An Ontario Medical Association (OMA) analysis has found a 15.6% unexplained pay gap between female and male physicians.
The analysis, based on billings from doctors to the Ontario Health Insurance Plan, accounted for years in practice, specialty, days worked, and other factors to make an “apples-to-apples” comparison.
The pay gap was biggest in family medicine, at 19%, and smallest in surgical specialties, at about 10%. Gender disparities in billings were also more pronounced in semi-urban areas than in urban and rural areas, and among physicians working under fee-for-service versus alternative payment plans.
According to the report, there are many possible reasons for these disparities, including bias in payment models and fee schedules, and discrimination in referrals and career opportunities.
“A lot of it can be explained by the amount of time that female physicians spend with their patients,” said OMA President Dr. Samantha Hill. Payment models that reward seeing more patients in less time tend to disadvantage female doctors and may undercut the kind of care Canadians want, Hill said. “If you talk to patients, we hear patients want to spend more time with their physicians.”
Hill noted that female doctors might spend extra time with patients for reasons beyond their control. For example, studies show that patients feel more comfortable asking questions of female doctors versus males.

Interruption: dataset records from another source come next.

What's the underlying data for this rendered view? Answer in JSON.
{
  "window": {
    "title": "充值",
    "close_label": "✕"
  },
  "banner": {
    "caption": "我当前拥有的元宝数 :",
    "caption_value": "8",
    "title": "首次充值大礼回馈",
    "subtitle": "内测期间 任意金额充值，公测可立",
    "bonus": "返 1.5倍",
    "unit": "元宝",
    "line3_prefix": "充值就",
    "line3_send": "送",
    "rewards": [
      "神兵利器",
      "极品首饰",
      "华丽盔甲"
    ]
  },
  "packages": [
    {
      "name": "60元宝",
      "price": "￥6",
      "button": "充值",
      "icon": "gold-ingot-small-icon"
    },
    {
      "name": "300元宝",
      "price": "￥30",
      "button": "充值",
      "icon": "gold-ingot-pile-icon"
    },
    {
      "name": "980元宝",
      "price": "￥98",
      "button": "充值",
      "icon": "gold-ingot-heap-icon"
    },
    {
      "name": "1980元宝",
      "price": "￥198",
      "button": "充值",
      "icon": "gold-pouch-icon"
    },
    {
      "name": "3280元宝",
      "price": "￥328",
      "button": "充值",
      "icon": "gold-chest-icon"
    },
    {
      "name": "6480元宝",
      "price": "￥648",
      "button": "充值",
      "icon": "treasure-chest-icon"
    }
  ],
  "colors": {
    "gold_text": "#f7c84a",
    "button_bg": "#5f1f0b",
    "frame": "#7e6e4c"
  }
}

Meanwhile, doctors may be more likely to refer patients requiring a larger time investment to female colleagues. Hill and other female surgeons at St. Michael’s Hospital in Toronto have noticed that they tend to receive more “soft referrals” to have conversations with patients than their male peers, who get more requests to perform procedures that pay far better.
According to Dr. Clover Hemans, co-chair of OMA’s committee for women, “both in terms of staff and patient expectations, the patients come to us because they see [us] as being more nurturing.”
Female doctors tend to see a higher proportion of female patients, who tend to seek care more often than male patients, Hemans said. For doctors paid based on how many patients they enroll in their practice, those with a higher proportion of female patients often can’t take on as many people overall.
Fee schedules also undervalue services predominantly for women, Hemans said. For example, doctors are paid a premium for patients with heart disease or diabetes, which are more common in men, but not for patients with anxiety, which is more common in women.
Some fee schedule disparities are more overt; Hemans and Hill noted that draining a vulvar abscess pays about half as much as draining a scrotal abscess, despite the procedures involving similar complexity.
Dr. Sharon Bal, co-chair of OMA’s committee for women, said the gender pay gap in medicine is likely bigger than the data suggest. Their analysis didn’t account for additional pay from leadership positions, where men are overrepresented, and it only looked at billings, not take-home pay. When women take parental leave, they may still receive capitation payments, but that money pays for their replacement and overheads, Bal said.